At first, he thought the bees were just passing through. After all, everything was in bloom at this time of year. Flower fields. Fruit orchards. The entirety of Harmony Ridge was a bee’s pollen-gathering paradise. But a little investigation led him to the source of his stinger woes.

Miss Paisley: the owner of the neighboring property and the hives the wayward honeybees called home.

Originally, J.P. had plans to just leave a nasty-gram in her mailbox. Something to indicate his displeasure over being stung along with a thinly veiled threat using language that included the words “county” and “fine”. But when the final bee got his bottom lip and the last of his patience, he’d snapped.

Muttering all the way to her house as his large strides ate up the earth beneath him, he rehearsed his delivery. Whoever this woman was, she needed to rectify the situation, pronto. J.P. was not about to spend the next six months being harassed by nasty hornets. The hives had to go, and J.P. would make certain it was sooner rather than later.
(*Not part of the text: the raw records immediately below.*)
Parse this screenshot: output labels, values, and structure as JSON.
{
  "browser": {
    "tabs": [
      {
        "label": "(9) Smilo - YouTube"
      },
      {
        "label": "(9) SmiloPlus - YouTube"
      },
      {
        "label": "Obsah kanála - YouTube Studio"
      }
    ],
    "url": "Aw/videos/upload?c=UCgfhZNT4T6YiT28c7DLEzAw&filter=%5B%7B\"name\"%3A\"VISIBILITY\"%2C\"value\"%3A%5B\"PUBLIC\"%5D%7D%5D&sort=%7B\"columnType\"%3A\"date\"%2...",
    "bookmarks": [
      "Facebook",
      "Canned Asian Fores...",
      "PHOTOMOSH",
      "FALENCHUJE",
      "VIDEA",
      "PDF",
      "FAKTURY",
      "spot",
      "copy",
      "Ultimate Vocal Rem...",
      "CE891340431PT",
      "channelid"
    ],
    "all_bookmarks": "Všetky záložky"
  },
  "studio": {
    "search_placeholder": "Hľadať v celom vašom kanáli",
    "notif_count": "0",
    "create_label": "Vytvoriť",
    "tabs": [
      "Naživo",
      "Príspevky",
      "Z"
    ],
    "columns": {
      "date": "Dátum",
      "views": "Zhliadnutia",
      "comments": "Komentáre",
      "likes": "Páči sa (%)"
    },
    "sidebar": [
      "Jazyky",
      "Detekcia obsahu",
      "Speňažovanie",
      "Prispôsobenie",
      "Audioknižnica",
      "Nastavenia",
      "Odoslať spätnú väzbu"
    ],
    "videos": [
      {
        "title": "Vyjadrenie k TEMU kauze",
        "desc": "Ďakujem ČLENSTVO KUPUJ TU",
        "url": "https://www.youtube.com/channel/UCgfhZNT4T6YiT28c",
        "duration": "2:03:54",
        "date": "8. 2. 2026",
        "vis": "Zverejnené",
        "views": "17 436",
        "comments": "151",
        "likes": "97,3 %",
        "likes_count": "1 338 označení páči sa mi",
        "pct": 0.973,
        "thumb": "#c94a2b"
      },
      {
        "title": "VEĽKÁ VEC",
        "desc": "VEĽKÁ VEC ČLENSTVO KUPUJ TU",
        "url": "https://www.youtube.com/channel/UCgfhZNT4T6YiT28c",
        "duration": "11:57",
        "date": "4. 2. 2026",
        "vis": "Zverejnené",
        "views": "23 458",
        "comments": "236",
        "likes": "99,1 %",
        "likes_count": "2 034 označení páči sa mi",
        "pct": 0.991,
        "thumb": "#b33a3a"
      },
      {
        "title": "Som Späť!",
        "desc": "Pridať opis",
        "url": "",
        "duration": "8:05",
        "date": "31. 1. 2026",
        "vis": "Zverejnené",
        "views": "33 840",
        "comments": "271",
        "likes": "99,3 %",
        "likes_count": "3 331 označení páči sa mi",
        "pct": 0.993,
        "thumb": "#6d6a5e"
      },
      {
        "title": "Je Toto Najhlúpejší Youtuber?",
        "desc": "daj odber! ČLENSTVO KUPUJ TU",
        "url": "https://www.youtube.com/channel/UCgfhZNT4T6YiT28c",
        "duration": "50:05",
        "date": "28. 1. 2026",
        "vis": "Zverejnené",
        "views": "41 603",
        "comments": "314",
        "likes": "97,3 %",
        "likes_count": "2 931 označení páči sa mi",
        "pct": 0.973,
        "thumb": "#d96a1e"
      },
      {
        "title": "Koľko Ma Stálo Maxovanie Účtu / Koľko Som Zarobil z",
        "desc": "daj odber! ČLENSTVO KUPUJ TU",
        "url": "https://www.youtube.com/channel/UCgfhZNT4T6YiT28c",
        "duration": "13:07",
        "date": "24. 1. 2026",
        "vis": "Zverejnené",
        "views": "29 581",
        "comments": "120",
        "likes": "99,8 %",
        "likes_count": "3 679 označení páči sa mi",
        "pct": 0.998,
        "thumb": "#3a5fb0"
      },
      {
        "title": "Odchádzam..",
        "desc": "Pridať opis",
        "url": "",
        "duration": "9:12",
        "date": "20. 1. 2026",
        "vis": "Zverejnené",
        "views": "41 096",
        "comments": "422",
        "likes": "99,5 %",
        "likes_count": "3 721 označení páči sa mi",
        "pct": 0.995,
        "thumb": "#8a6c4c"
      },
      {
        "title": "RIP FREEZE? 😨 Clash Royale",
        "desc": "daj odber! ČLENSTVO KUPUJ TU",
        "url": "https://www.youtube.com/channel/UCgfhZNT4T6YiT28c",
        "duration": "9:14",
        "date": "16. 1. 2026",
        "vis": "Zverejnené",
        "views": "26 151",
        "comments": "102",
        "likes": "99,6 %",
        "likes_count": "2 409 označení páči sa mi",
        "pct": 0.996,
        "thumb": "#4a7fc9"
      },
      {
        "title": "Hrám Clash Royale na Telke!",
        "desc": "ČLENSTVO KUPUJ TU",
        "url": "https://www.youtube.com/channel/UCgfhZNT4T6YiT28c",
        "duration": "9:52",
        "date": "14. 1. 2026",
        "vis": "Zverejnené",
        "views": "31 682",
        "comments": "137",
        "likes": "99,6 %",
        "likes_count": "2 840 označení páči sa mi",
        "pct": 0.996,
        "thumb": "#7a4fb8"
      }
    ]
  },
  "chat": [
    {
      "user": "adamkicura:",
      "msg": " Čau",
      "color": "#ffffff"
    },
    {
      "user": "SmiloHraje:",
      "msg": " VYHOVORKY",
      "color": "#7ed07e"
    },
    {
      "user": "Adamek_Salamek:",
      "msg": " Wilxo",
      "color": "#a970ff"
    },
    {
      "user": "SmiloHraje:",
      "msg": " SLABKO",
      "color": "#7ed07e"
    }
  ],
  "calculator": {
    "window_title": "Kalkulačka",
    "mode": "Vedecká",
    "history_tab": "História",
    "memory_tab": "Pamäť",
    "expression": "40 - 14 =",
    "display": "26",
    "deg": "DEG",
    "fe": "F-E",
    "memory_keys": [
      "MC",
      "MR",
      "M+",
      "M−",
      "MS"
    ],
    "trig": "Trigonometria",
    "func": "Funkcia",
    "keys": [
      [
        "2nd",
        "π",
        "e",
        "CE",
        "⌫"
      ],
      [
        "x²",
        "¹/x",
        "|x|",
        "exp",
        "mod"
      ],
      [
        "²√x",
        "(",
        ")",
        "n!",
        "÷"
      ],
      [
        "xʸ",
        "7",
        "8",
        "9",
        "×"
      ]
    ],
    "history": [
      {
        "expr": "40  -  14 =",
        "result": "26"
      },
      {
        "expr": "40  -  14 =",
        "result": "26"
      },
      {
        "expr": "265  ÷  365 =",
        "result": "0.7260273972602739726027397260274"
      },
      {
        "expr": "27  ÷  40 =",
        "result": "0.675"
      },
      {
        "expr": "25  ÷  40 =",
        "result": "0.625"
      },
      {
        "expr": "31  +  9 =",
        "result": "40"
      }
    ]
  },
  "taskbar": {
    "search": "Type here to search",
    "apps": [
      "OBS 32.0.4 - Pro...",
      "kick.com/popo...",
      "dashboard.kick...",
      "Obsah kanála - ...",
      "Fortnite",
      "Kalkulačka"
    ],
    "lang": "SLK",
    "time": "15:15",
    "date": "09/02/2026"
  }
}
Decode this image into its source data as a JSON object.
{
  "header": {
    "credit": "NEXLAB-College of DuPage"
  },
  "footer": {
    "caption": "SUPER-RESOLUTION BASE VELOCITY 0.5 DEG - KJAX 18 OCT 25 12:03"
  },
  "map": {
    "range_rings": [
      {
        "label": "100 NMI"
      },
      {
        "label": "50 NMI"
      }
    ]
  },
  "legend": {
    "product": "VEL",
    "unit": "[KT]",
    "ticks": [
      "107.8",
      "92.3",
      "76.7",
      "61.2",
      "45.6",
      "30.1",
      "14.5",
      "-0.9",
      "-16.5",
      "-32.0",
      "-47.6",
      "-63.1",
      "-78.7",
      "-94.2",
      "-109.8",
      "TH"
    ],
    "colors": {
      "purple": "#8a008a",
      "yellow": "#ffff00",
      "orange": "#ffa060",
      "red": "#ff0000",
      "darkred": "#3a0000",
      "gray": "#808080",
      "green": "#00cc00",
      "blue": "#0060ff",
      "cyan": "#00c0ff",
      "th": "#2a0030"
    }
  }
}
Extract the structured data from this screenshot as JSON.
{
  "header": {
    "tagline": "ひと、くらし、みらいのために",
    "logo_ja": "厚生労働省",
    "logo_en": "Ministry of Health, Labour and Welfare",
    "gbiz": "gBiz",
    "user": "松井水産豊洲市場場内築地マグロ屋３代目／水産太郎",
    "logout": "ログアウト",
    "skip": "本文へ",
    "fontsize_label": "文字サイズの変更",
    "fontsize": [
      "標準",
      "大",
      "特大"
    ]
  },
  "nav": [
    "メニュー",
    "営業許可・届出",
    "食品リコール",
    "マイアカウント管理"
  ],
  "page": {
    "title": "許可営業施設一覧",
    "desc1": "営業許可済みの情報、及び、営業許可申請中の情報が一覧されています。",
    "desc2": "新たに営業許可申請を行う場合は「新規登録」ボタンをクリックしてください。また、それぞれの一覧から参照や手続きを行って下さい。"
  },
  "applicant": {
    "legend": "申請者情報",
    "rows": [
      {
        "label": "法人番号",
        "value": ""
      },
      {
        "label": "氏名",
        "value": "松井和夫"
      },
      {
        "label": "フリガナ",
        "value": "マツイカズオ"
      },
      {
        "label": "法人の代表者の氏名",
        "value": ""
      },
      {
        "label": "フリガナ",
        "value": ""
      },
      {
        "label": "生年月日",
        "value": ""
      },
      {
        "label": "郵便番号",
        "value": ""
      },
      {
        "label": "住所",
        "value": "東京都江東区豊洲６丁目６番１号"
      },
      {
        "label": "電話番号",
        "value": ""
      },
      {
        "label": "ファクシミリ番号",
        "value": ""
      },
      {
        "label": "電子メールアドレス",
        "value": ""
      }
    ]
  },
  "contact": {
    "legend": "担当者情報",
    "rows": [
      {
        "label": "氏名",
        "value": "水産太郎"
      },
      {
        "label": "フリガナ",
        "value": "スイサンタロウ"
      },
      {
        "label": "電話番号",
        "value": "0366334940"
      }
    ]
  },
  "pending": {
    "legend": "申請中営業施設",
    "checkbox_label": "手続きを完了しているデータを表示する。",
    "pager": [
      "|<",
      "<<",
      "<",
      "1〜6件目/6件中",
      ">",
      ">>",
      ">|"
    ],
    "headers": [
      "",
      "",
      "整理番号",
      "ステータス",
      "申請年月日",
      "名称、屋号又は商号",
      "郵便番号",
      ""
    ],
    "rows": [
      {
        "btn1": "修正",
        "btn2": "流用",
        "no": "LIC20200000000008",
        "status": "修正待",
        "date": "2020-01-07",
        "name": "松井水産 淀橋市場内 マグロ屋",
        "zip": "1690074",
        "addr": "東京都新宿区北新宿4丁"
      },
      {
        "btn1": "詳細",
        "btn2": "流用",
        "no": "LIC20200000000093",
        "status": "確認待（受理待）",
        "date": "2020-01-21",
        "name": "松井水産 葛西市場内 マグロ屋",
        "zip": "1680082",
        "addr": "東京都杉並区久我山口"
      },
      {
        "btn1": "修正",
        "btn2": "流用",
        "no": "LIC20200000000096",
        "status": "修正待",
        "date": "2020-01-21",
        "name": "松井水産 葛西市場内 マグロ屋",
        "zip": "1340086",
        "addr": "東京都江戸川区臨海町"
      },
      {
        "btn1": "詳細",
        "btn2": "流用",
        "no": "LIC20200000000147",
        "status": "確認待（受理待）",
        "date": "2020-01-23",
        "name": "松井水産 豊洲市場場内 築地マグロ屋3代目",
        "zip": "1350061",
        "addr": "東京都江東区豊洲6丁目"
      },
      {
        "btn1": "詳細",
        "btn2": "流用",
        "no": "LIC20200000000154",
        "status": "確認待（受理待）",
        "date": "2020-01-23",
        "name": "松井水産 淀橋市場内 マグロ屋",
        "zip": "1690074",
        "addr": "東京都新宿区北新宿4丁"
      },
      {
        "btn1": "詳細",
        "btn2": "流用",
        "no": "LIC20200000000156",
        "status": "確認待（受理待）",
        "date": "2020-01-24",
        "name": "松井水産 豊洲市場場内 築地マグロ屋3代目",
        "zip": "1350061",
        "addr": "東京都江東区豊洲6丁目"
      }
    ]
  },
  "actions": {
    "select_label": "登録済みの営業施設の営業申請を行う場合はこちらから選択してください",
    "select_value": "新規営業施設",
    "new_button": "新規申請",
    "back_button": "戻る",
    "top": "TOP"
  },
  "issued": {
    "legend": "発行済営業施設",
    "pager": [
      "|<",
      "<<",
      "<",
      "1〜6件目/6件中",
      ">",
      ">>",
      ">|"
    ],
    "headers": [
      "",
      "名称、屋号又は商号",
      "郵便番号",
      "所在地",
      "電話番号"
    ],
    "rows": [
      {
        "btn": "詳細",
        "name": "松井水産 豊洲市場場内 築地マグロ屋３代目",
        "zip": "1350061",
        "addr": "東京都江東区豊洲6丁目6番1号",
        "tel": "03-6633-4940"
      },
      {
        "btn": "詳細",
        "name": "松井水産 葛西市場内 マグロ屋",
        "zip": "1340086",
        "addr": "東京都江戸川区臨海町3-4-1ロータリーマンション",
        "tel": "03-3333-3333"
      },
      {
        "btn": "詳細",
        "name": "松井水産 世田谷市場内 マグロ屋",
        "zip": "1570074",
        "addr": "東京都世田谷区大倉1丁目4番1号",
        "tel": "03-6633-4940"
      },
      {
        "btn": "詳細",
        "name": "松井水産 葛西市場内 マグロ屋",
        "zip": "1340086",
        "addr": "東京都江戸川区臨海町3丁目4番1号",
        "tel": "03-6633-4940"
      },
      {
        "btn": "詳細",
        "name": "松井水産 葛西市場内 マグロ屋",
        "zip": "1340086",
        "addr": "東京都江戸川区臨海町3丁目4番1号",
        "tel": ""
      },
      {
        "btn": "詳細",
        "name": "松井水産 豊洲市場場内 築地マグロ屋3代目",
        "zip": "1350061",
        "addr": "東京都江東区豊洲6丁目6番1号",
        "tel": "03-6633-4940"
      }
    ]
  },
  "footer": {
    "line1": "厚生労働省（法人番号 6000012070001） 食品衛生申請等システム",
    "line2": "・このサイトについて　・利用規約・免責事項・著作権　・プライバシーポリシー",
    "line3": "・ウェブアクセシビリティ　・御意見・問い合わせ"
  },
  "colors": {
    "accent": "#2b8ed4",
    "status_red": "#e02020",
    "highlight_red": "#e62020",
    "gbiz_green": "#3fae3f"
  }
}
It took a lot to intimidate the guy. A steeply pitched roof in need of repair? No problem. He could jog across the slope of it without so much as weakened knees. Moldy bathroom? That stuff didn’t scare him.

But a porch filled with three chatty women, each scrutinizing him like he’d dropped out of the sky, had him practically tripping over his big feet.

Last he’d been aware, the owner of the property was an elderly widow, not a striking young woman who couldn’t be a day over thirty. While he didn’t know the names or identities of the group in front of him, something about the woman in the middle led him to believe she was the person he originally came to interrogate. She seemed all too at home on that porch, surveying her unexpected guest, a queen reining down from her haughty throne.